In May 2015, thirty international female peacemakers walked with thousands of Korean women calling for an end to the Korean War. Crossing from north to south through the Demilitarised Zone, they succeeded doing something that 65 years of neither diplomacy nor international relations have been able to accomplish. Led by Korean-American Christine Ahn with renowned feminists and personalities such as Gloria Steinem, they rejoiced in carrying out the seemingly impossible. However, instead of being recognised as heroes that had taken the initiative to engage in difficult dialogue, the South Korean and American media largely treated them with disdain and portrayed them as foolish and naïve.

The hardest thing to do in an inter-personal conflict can often be having a difficult conversation. In some contexts, a direct approach might be used to deal with the issue at hand and come to an understanding. In other contexts, indirect communication or subtle navigation might be employed to find a way to overcome the tension or the conflict.
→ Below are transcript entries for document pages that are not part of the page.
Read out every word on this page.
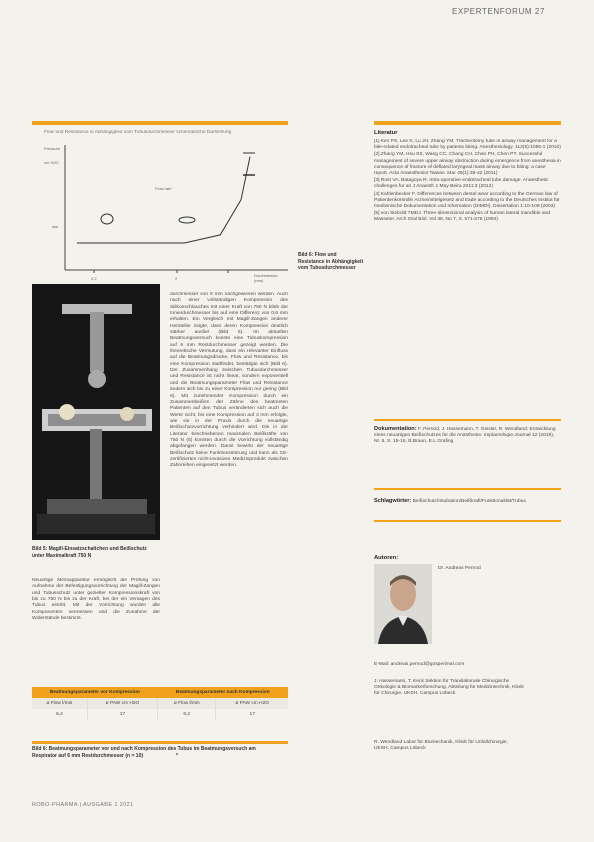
EXPERTENFORUM 27
Flow und Resistance in Abhängigkeit vom Tubusdurchmesser schematische Darstellung
Pressure
cm H2O
Flow rate
0,2	2
Durchmesser (mm)
Bild 6: Flow und Resistance in Abhängigkeit vom Tubusdurchmesser
Bild 5: Magill-Einsatzschaltchen und Beißschutz unter Maximalkraft 750 N

Neuartige Messapparatur ermöglicht die Prüfung von Aufnahme der Befestigungsvorrichtung der Magill-Zangen und Tubusschutz unter gezielter Kompressionskraft von bis zu 750 N bis zu der Kraft, bei der ein Versagen des Tubus eintritt. Mit der Vorrichtung wurden alle Komponenten vermessen und die Zunahme der Widerstände bestimmt.

durchmesser von 8 mm nachgewiesen werden. Auch nach einer vollständigen Kompression des Silikonschlauches mit einer Kraft von 750 N blieb der Innendurchmesser bis auf eine Differenz von 0,6 mm erhalten. Ein Vergleich mit Magill-Zangen anderer Hersteller zeigte, dass deren Kompression deutlich stärker ausfiel (Bild 5). Im aktuellen Beatmungsversuch konnte eine Tubuskompression auf 6 mm Restdurchmesser gezeigt werden. Die theoretische Vermutung, dass ein relevanter Einfluss auf die Beatmungsdrücke, Flow und Resistance, bis eine Kompression stattfindet, bestätigte sich (Bild 6). Der Zusammenhang zwischen Tubusdurchmesser und Resistance ist nicht linear, sondern exponentiell und die Beatmungsparameter Flow und Resistance ändern sich bis zu einer Kompression nur gering (Bild 6). Mit zunehmender Kompression durch ein Zusammenbeißen der Zähne des beatmeten Patienten auf den Tubus veränderten sich auch die Werte nicht, bis eine Kompression auf 3 mm erfolgte, wie sie in der Praxis durch die neuartige Beißschutzvorrichtung verhindert wird. Die in der Literatur beschriebenen maximalen Beißkräfte von 750 N (5) konnten durch die Vorrichtung vollständig abgefangen werden. Damit bewirkt der neuartige Beißschutz keine Funktionsstörung und kann als CE-zertifiziertes nicht-invasives Medizinprodukt zwischen Zahnreihen eingesetzt werden.

Beatmungsparameter vor Kompression		Beatmungsparameter nach Kompression	
ø Flow l/min	ø PAW cm H2O	ø Flow l/min	ø PAW cm H2O
6,4	17	6,2	17
Bild 6: Beatmungsparameter vor und nach Kompression des Tubus im Beatmungsversuch am Respirator auf 6 mm Restdurchmesser (n = 10)	*
Literatur
[1] Kim PS, Lee K, Lu JH, Zhang YM, Tracheotomy tube in airway management for a bite-related endotracheal tube by patients biting. Anesthesiology. 112(5):1055-1 (2010)
[2] Zhang YM, Hsu SS, Wang CC, Chang CH, Chan PH, Chen PT. Successful management of severe upper airway obstruction during emergence from anesthesia in consequence of fracture of deflated laryngeal mask airway due to biting: a case report. Acta Anaesthesiol Taiwan. Mar 49(1):36-42 (2011)
[3] Rost VA, Batagoya R. Intra-operative endotracheal tube damage. Anaesthetic challenges for an J Anaesth 1 May Beira 2011:3 (2012)
[4] Kahlenbecker F. Differences between dental wear according to the German law of Patientenkontrolle Arzneimittelgesetz and trade according to the Deutsches Institut für medizinische Dokumentation und Information (DIMDI), Dissertation 1:10-108 (2003)
[5] von Siebold TMDJ. Three-dimensional analysis of human lateral mandible and Masseter. Arch Oral Biol. Vol 38, No 7, S. 571-576 (1994)
Dokumentation: F. Pernod, J. Hassemann, T. Geisler, R. Wendland: Entwicklung eines neuartigen Beißschutzes für die Anästhesie. Implantologie-Journal 12 (2019), Nr. 6, S. 15-16, B.Braun, E.L.Grafing
Schlagwörter: Beißschutz/Intubation/Beißkraft/Funktionalität/Tubus
Autoren:
Dr. Andreas Pernod
E-Mail: andreas.pernod@gosperimal.com
J. Hassemann, T. Keck Sektion für Translationale Chirurgische Onkologie & Biomarkerforschung, Abteilung für Medizintechnik, Klinik für Chirurgie, UKSH, Campus Lübeck
R. Wendland Labor für Biomechanik, Klinik für Unfallchirurgie, UKSH, Campus Lübeck
ROBO-PHARMA | AUSGABE 1 2021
In a group conflict, when dealing with us and them, it becomes more complex. In an ethnic, national, or identity conflict that has reached such a point of protraction, simply engaging the other to better understand may no longer seem like a logical step. A century ago, it was far easier to simplify identity in an international relations context by nations in an inter-state conflict. As the trend for intra-state and trans-national conflict supersedes traditional conflict, identity blurs and groups of all shapes and sizes come together and bump into others in conflict at varying levels.

One of the more positive results coming from the Robbers Cave experiments was observed during the final stage of the summer camp when the two opposing groups of boys were reunited. In attempt to bring them together and lessen tension, group film screenings and firecracker activities were organised. It didn’t work. A new approach was employed to create a series of problems, such as a blocking the water and other obstacles over the next few days. Despite hard feelings and division, the boys were put into situations that required group unity. By the end of the summer camp, they all decided to travel home together in the same bus. Peace prevailed and relations had been transformed – and the “they” became “us”.